- Category : Art-Fine-art-artist
- Type : PSP
- Profile : 4/6 - Opportunistic / Role Model
- Definition : Single
- Incarnation Cross : RAX Maya 4
French artist, an impressionist painter and from a noted family, the great-great granddaughter of Jean Honore Fragonard. When Morisot began her study of painting in the late 1850s, the Louvre did not contain a single painting by a female. She was a third daughter, followed five years later by a son. The family was well-to-do and the girls were even given a minimal education. Berthe showed musical ability on the piano before she turned to drawing, along with her sister Emma.
They began to copy the great artists in the Louvre, where they were strictly chaperoned, and also forbidden to take formal art studies: their society had little use for independent, ambitious women. At 19, the sisters began painting along the banks of the Oise, and they began to produce extraordinary work. Berthe was thrilled by the work of Edouard Manet and over the years posed for 11 of his paintings, a venture that was slightly on the edge of scandalous as an artist’s model was generally considered to be a woman of low virtue.
An incredible, albeit silent talent of the impressionist school, Morisot succumbed to the accepted station of an artistic female by painting the lifestyle of women in the retiring rooms of the French bourgeoisie, in what became known as "the feminine visual culture." While this culture supported Morisot's skill and provided her with endless subject matter including women poring over dress patterns and posing for fittings, it impeded her when she sought to reposition herself as a serious artist. Despite the free-flowing progressiveness of the Impressionist movement and her connection to Edouard Manet, pressure on Morisot to conform to the acceptable role of a talented woman caused her deep emotional pain. Following a crisis of depression she destroyed most of her early work and wrote "I don't want to work anymore for the sake of working. It seems to me that a painting (of mine) could sell and that's my only ambition."
As the girls turned 30, their family was determined that it was time for them to marry. Edma married a naval officer in 1869, a loss for Berthe when she moved away. Edma never painted again. Always over-disciplined and fighting depression, Berthe wrote to her sister that painting was the only way she could keep her melancholy at bay.

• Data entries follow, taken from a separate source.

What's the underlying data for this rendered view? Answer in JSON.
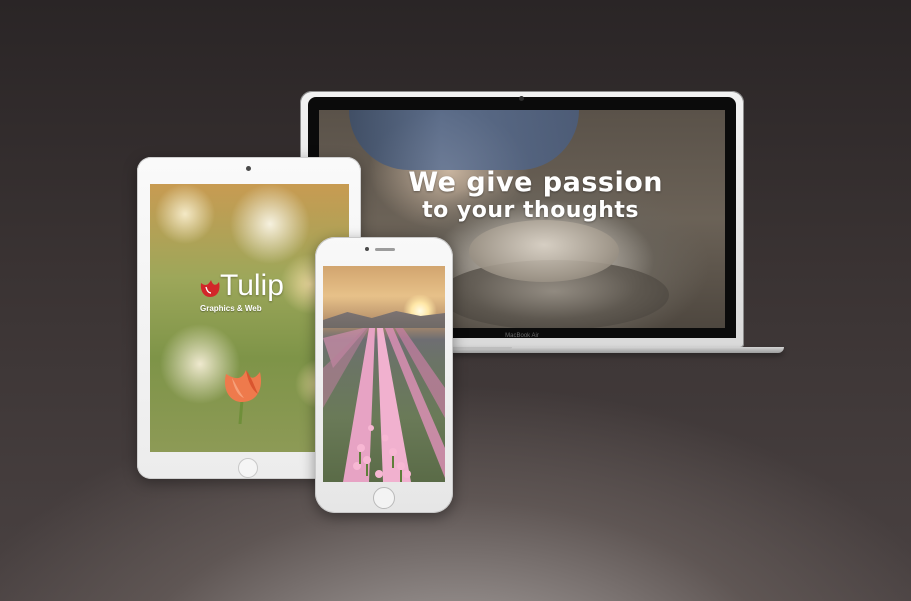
{
  "laptop": {
    "tagline_line1": "We give passion",
    "tagline_line2": "to your thoughts",
    "brand_label": "MacBook Air"
  },
  "tablet": {
    "logo_word": "Tulip",
    "logo_subtitle": "Graphics & Web",
    "logo_icon": "tulip-logo-icon"
  },
  "phone": {
    "scene": "tulip-field-sunset"
  },
  "colors": {
    "background_dark": "#2a2526",
    "background_light": "#bdb9b8",
    "logo_red": "#d2262a",
    "tulip_orange": "#ee7a4c",
    "tulip_pink": "#f3a3c5"
  }
}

In 1870, Napoleon declared war on Prussia, and Paris came under siege. Even the wealthy were driven to eat rats and a rough bread, a time of privation and loss of life. With the Third Republic, her mother determined to present a suitor whom Berthe would accept, suitable or not. Manet, a long-time friend (and possibly a secret love) finally proposed that Berthe marry his brother, Eugene. At 33, she wedded, on 12/22/1874, but refused to take her husband's name. Eugene was a lawyer who was not ambitious enough to practice, but it turned out to be a favorable match. He appreciated Berthe's skill and beauty and made no resistance to her circle of young, rebellious artist friends.
Six artists mounted a show on 4/15/1874 and are still regarded as the founders of Impressionism: Monet, Degas, Sisley, Renoir, Pissaro and Berthe Morisot. The reviews were so dreadful that Eugene Manet threatened one critic to a duel. They had six major Impressionist exhibitions of which she missed only one - when she gave birth to her daughter Julie Manet, born when she was nearly 38. She treasured the child and painted her many times.
In 1880, the group began to dissolve as a new group of groundbreaking painters were emerging. Morisot's dear friend Manet died on 4/30/1883 and shortly after, her husband began a six-year decline. She mourned both of the brothers. Three years later, Morisot herself died of pneumonia at age 54, 3/02/1895, Paris. Her death certificate noted that she had "no occupation."
In her later years she wrote "I don't think there has ever been a man who treated a woman as an equal, and that's all I would have asked, for I know I'm worth as much as they."